I recently visited the website of a large industrial distributor. On a product page for a work glove, “related products” included thread locker, a replacement filter and duct tape.
There seemed to be no rhyme or reason for these recommendations, which were automated based on a product recommendation engine.
On another distributor’s website, related items for the same product are variations of the same glove, as well as a second complementary section featuring products gloves are typically bought with (safety glasses, particulate respirators and cleaning products).
These recommendations help customers find exactly the glove they need, and complements remind them of the other items they should be buying. The result: The distributor sells more, and the customer has a better experience. It’s a win-win.

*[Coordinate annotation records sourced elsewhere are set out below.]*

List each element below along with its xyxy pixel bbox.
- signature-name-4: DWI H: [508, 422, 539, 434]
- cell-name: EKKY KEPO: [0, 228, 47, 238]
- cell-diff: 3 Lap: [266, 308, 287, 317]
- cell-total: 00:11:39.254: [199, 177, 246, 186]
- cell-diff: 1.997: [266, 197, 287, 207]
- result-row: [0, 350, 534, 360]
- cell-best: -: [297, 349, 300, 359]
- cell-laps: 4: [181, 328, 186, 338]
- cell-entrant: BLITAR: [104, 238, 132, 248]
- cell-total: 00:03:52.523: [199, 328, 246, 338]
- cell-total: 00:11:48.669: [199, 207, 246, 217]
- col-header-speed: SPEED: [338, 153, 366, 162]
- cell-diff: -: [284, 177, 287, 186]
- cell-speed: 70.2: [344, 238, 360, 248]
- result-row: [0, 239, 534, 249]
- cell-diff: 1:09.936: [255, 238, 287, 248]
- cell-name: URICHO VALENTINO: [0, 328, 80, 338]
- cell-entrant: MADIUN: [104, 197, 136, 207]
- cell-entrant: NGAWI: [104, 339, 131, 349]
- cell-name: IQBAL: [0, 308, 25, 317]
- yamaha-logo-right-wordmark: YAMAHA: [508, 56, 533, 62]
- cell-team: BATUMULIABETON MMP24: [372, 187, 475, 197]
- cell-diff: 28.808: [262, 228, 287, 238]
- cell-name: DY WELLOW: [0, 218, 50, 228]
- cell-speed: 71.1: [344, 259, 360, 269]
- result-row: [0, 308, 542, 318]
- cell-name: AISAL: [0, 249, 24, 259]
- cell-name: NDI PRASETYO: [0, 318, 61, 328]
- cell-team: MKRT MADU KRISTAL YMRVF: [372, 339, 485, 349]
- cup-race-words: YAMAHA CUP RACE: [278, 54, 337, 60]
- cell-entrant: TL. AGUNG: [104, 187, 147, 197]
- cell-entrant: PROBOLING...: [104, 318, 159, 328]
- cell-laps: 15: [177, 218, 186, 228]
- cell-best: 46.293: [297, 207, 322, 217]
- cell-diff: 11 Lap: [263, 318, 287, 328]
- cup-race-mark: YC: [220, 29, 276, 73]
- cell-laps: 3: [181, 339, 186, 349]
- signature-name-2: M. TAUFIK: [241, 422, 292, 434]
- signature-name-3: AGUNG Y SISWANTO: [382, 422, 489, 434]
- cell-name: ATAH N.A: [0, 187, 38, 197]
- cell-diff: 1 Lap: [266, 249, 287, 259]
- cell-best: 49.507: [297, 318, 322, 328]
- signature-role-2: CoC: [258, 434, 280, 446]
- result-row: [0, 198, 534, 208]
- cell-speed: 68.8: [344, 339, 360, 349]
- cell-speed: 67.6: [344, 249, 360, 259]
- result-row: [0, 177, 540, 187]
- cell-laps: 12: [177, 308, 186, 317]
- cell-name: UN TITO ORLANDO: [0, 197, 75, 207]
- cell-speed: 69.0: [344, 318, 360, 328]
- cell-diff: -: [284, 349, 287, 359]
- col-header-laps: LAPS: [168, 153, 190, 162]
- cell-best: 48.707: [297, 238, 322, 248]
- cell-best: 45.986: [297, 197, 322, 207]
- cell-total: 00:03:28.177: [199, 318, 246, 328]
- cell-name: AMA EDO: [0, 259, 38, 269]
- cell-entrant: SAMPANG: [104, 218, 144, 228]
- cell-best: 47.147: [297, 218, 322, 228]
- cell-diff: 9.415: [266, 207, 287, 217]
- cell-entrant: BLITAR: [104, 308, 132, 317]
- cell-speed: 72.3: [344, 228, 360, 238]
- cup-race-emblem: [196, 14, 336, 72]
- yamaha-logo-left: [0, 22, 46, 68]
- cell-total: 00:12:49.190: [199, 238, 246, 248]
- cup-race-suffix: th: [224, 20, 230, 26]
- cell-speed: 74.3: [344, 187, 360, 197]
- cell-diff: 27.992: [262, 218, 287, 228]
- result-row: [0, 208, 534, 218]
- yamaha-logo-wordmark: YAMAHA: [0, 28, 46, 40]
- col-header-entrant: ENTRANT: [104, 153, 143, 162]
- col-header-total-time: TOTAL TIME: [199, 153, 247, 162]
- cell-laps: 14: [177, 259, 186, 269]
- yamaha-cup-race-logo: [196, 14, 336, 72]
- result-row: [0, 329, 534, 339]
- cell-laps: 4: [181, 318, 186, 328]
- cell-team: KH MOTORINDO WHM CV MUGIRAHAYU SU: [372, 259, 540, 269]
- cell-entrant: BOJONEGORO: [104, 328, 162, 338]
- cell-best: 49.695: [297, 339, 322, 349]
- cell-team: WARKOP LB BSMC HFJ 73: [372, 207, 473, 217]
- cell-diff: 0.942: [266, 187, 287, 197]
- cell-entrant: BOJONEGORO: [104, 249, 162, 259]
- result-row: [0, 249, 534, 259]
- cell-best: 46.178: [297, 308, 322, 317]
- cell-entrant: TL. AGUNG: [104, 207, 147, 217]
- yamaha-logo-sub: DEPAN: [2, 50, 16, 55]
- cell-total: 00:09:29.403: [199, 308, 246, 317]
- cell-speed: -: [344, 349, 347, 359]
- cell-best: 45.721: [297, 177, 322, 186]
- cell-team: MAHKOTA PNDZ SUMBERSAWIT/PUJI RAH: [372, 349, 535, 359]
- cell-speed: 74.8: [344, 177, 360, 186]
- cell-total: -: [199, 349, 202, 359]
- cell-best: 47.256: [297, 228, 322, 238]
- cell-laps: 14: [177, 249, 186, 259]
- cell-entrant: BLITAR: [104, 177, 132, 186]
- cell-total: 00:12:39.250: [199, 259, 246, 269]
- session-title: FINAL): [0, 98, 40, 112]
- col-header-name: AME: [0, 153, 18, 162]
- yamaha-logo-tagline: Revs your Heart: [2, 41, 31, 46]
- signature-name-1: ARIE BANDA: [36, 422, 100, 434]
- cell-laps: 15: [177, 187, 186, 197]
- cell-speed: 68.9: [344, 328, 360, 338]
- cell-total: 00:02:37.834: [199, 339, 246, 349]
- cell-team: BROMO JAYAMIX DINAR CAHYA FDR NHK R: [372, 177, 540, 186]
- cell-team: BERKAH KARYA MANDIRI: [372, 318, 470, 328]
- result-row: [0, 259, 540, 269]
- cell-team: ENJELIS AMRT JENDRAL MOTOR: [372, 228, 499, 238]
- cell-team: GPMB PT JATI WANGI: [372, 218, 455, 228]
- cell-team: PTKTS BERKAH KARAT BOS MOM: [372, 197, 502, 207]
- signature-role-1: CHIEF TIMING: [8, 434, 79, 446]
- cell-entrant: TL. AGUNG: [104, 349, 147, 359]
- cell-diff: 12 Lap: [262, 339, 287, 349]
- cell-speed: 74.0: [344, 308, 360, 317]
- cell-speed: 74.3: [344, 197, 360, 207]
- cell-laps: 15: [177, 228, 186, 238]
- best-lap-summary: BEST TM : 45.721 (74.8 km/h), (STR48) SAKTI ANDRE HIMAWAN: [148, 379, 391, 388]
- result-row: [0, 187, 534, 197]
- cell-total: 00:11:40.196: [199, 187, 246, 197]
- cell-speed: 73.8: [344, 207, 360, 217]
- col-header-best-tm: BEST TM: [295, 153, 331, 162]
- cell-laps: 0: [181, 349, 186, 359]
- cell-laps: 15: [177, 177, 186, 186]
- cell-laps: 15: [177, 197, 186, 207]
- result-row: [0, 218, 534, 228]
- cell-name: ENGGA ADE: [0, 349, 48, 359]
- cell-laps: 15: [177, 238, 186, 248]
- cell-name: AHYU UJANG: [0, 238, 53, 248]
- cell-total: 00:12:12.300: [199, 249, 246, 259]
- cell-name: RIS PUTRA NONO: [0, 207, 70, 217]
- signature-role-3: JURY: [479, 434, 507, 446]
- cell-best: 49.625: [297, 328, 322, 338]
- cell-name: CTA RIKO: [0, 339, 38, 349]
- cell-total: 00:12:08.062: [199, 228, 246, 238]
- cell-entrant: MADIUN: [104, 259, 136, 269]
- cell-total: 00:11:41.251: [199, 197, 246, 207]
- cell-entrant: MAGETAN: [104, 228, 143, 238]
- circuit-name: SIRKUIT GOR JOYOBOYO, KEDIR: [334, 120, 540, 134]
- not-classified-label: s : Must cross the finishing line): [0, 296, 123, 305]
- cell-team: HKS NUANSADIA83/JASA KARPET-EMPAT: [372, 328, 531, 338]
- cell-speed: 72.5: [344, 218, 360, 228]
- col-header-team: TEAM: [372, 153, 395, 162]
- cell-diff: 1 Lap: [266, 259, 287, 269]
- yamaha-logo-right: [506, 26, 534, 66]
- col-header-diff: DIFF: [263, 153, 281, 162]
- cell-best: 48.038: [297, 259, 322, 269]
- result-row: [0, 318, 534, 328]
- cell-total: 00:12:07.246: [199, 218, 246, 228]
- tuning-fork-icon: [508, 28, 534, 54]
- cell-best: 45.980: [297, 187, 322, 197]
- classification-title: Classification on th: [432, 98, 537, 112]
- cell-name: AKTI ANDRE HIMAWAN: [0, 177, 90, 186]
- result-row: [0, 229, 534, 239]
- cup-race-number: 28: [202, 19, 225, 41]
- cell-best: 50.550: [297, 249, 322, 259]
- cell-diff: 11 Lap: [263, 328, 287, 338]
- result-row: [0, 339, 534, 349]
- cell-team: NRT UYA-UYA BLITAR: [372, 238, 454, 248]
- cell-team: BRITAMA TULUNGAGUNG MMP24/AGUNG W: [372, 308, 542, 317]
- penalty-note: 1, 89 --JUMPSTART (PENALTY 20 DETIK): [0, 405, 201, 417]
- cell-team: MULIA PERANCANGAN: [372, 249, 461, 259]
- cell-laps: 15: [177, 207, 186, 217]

The problem is that many distributors (such as the first above) are using product recommendation engines on their ecommerce websites originally designed for B2C. This isn’t sufficient for a distributor’s business model and won’t result in as substantial an ROI.
The logic that B2C engines apply to select and display product recommendations is based on online activity, or what people are browsing for. But to make accurate and useful recommendations in B2B, you need to pull from transaction data online and offline, attribute data, and other sources to train it to feed customers what they actually need and to account for the nuances of every end-user’s business.
Distributors sell through many different channels (ecommerce, customer service, field sales reps, EDI, branches and more) with far more SKUs than most B2C businesses; distributors need a product recommendation engine that analyzes all of that data for profitable upsells, cross sells and add-ons if they want to provide relevant and useful information to their customers online.
B2B customers’ purchasing behaviors are also different. B2B buyers need different recommendation types. While B2C buyers are typically purchasing for one-off situations, B2B buyers are more likely to make regular reorders or to buy items for specific projects. The timeframe for a B2B buyer is also usually more urgent. If you’re out of stock, your website needs to offer relevant suggestions for complementary or substitute products that are in stock.
Creating a cohesive and consultative cross-channel experience is a value-added strategy distributors can use to differentiate. AI-generated product recommendations bridge channel gaps and create a shopping experience that helps customers find what they need, presented as “recommended items,” “complete the cart” and “customers also bought,” to name a few. They pair the right content with the right audiences, including more targeted recommendations based on history such as “due to reorder” and “recently discussed with your rep.”
The Benefits of the Right Tool
All product recommendation engines are not created equal.
With a designed-for-B2B AI-powered solution, we’ve seen distributors yield triple- and even quadruple-digit ROI with profitable upsells, cross-sells and add-on purchases.
Before adopting AI, a lawn and garden parts distributor had a conventional ecommerce site. Their site worked as a passive ordering tool for customers to search and place orders. They ran a simple A/B test where the A site included AI recommendations that forecast which items a customer was most likely to buy, when customers will be due to reorder products, and what products are sold frequently together. The B site offered no such recommendations. The A site resulted in larger and more frequent orders that added up to a 21% difference in revenue per customer.
In another A/B test, a flooring distributor increased average revenue per customer online by 41% and average order value by 36% with a B2B AI-powered recommendation engine compared with no recommendations.
An effective product recommendation engine also boosts customer loyalty. An Accenture survey found that 91% of consumers are more likely to shop with brands who recognize, remember and provide relevant offers and recommendations.
Amazon’s success showcases the impact effective product recommendations can have in engaging customers and increasing revenues:
- An industry-low bounce rate (percent of visitors that leave the site after just one page) at 35%. Comparable competitors like Walmart and Target are at 50% and 45%, respectively.
- Average of 9 clicks per visit, 4 more than Walmart and Target.
- Amazon’s AI recommendation engine fuels 35% of customer purchases, or an estimated $50 billion in incremental sales.
Amazon’s recommendations don’t just directly increase sales, they deepen customers’ loyalty. While Amazon’s success has largely been in B2C markets, the implications of having great product recommendations also apply to distributors.
The work we’ve done with distributors has shown they can have similar results – stickier customer relationships and increased and more profitable orders – if they invest in the right engine designed for B2B.